I declared I was going to Melbourne, where I was born (or near enough - I was born in a small base hospital at Seymour just up the highway a bit north of Melbourne.) I had decided I should live in a garrett and become a poet in Melbourne.
Instead , I caught the interstate bus to Sydney.
I carried a vinyl suitcase and two vinyl records – Bob Dylan’s Blonde on Blonde and Jimi Hendrix’s Are You Experienced. This Bob Dylan record was the double album where he first went electric with the musicians who were to become The Band. I had been to Bob Dylan’s cross-over concert in Brisbane and was blown away, lost in rock.
I’d obtained Blonde on Blonde by swapping a dulcimer with Mike O’Rourke, a public servant and folksinger-songwriter who stuttered markedly unless he was singing. Mike taught me to play guitar – the first song I learned was a Dylan song - Farewell Angelina.
Here I was with two LP records, a suitcase full of clothes, a copy of James Joyce’s Ulysses, the Faber Book of Twentieth Century Verse, a Moscow Foreign Languages Publishing House pocket-sized edition of Vladimir Mayakovsky:Selected Poetry in English, a beaten-up exercise book full of poems-in-progress and a job to go to at Prince Henry Hospital out on the bleak and weather-beaten cliffs alongside Long Bay Jail at Little Bay, Sydney.
Every few days pallets of loaves of sliced bread wrapped in plain pink greaseproof paper from the jail bakery were delivered to the kitchens for the hospital staff and patients. Prisoners in green uniforms maintained the hospital grounds.

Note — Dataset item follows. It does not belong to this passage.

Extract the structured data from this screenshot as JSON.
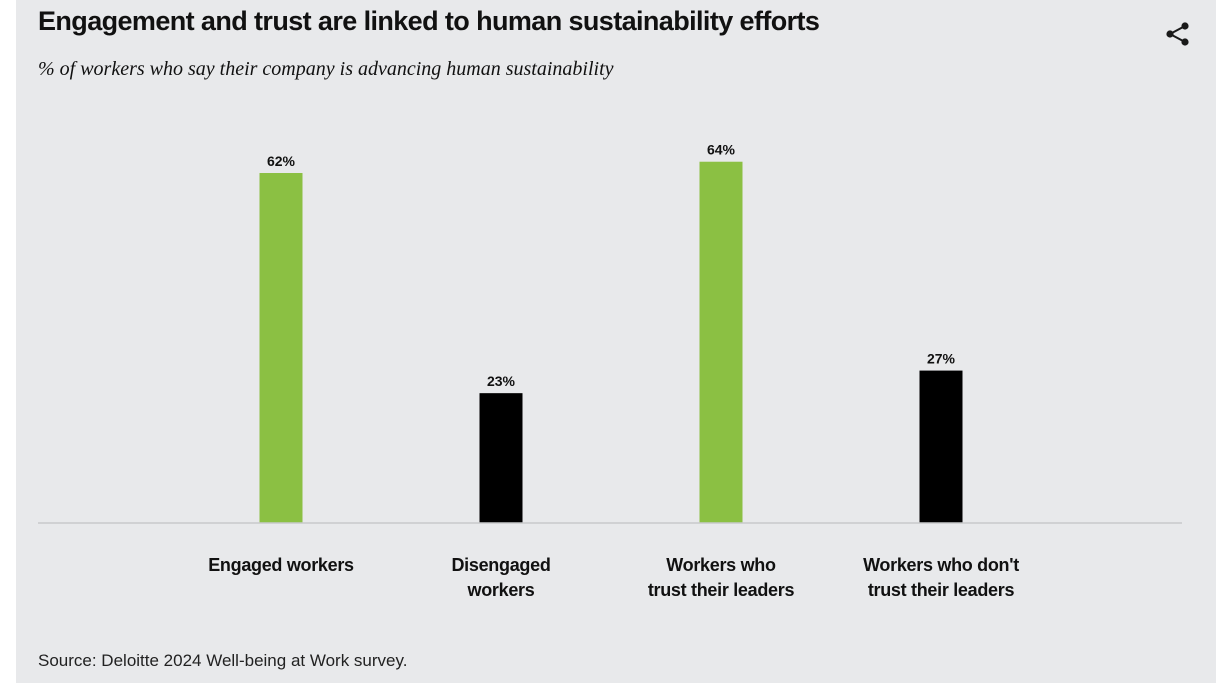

A couple of months after arriving in Sydney I turned 21. Jude, a friend from Brisbane, gave me a birthday party at her Tintern Road terrace house and a bag of yellow dexedrine pills – 1969. G-roo-vy.
That was the year I became a vegetarian. I was chewing on a piece of overcooked steak in the hospital dining room when it was suddenly so clearly dead flesh – surprised, repulsed, I renounced meat eating.

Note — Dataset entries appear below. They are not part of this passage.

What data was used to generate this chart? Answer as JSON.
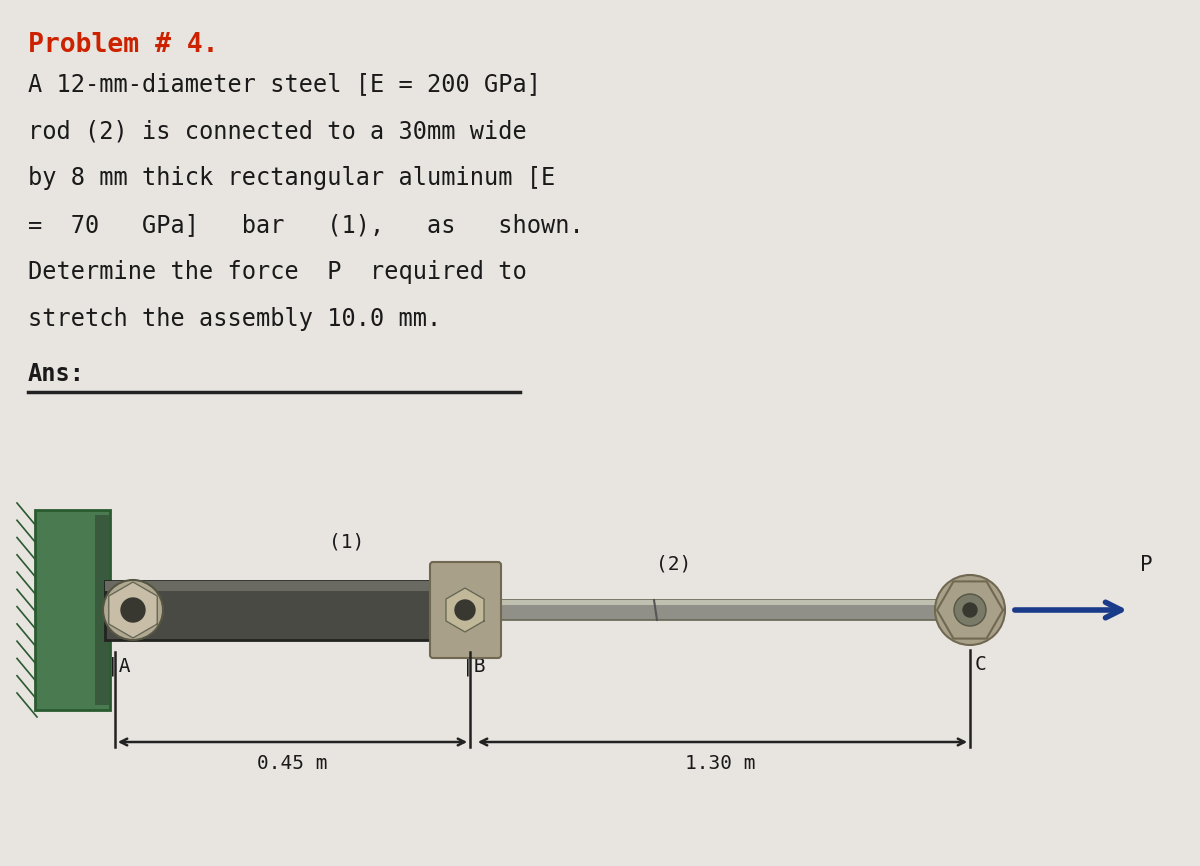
{
  "bg_color": "#e8e4e0",
  "title": "Problem # 4.",
  "title_color": "#cc2200",
  "text_lines": [
    "A 12-mm-diameter steel [E = 200 GPa]",
    "rod (2) is connected to a 30mm wide",
    "by 8 mm thick rectangular aluminum [E",
    "=  70   GPa]   bar   (1),   as   shown.",
    "Determine the force  P  required to",
    "stretch the assembly 10.0 mm."
  ],
  "ans_label": "Ans:",
  "wall_color_main": "#4a7a50",
  "wall_color_dark": "#2a5a30",
  "bar1_color_main": "#4a4a44",
  "bar1_color_top": "#6a6a62",
  "bar1_color_edge": "#222220",
  "connector_color": "#a8a088",
  "connector_dark": "#706850",
  "rod2_color": "#909088",
  "rod2_light": "#c0c0b0",
  "bolt_outer": "#b0a890",
  "bolt_mid": "#d8d0b8",
  "bolt_hole": "#383830",
  "arrow_color": "#1a3a8a",
  "dim_color": "#222222",
  "text_color": "#1a1a1a",
  "label_A": "A",
  "label_B": "B",
  "label_C": "C",
  "label_P": "P",
  "label_1": "(1)",
  "label_2": "(2)",
  "dim_AB": "0.45 m",
  "dim_BC": "1.30 m",
  "circle_color": "#cc2222"
}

1969 was a big year –I was “discovering” my sexuality as a bisexual with the wrong girl – a kind of prefect type. And then I met Nina.
Nina looked as though she’d stepped out of an Aubrey Beardsley drawing – all pale and angular - although she’d really stepped out of a family home at suburban Peakhurst. Nina lived in the nurses’ quarters too – we spent our off-duty hours together constructing a Dada Machine from found art objects like old telephones and wall clocks.
Pam Brown and Dada Machine, 1969.
Nina and I fell in love. And we knew we were each destined for a-life-of-art.
We rented a two-room ground floor flat, with a bathroom up a flight of stairs that we shared with an argumentative Maltese couple in a large converted terrace house at 88 Gordon Street Paddington near the Oxford Street entrance to Centennial Park . On weekends I tried to be a hippie at Jumping Sunday – Johnny Allen’s big weekly Happening in Centennial Park.
Marijuana and speed were the dietary supplements of choice for most young people at that time. I tried mescalin with a long-haired blonde Yippie in a grey U.S. confederate army coat. At night he used to paint grey metal playgrounds with bright colours (this was a new idea then - now, coloured swings and slippery slides are the norm).
And, of course, zillions of other things occurred in between these paragraphs, as things might in optimistic times.
Nina and I bought little red Suzuki A70 motorbikes and, for the New Year holiday, on these fragile locusts of machines, we rode all the way from Sydney, down six hundred kilometres of the Hume Highway, to Melbourne to welcome 1970.
Pam Brown and the A70 Suzuki. Paddington 1969.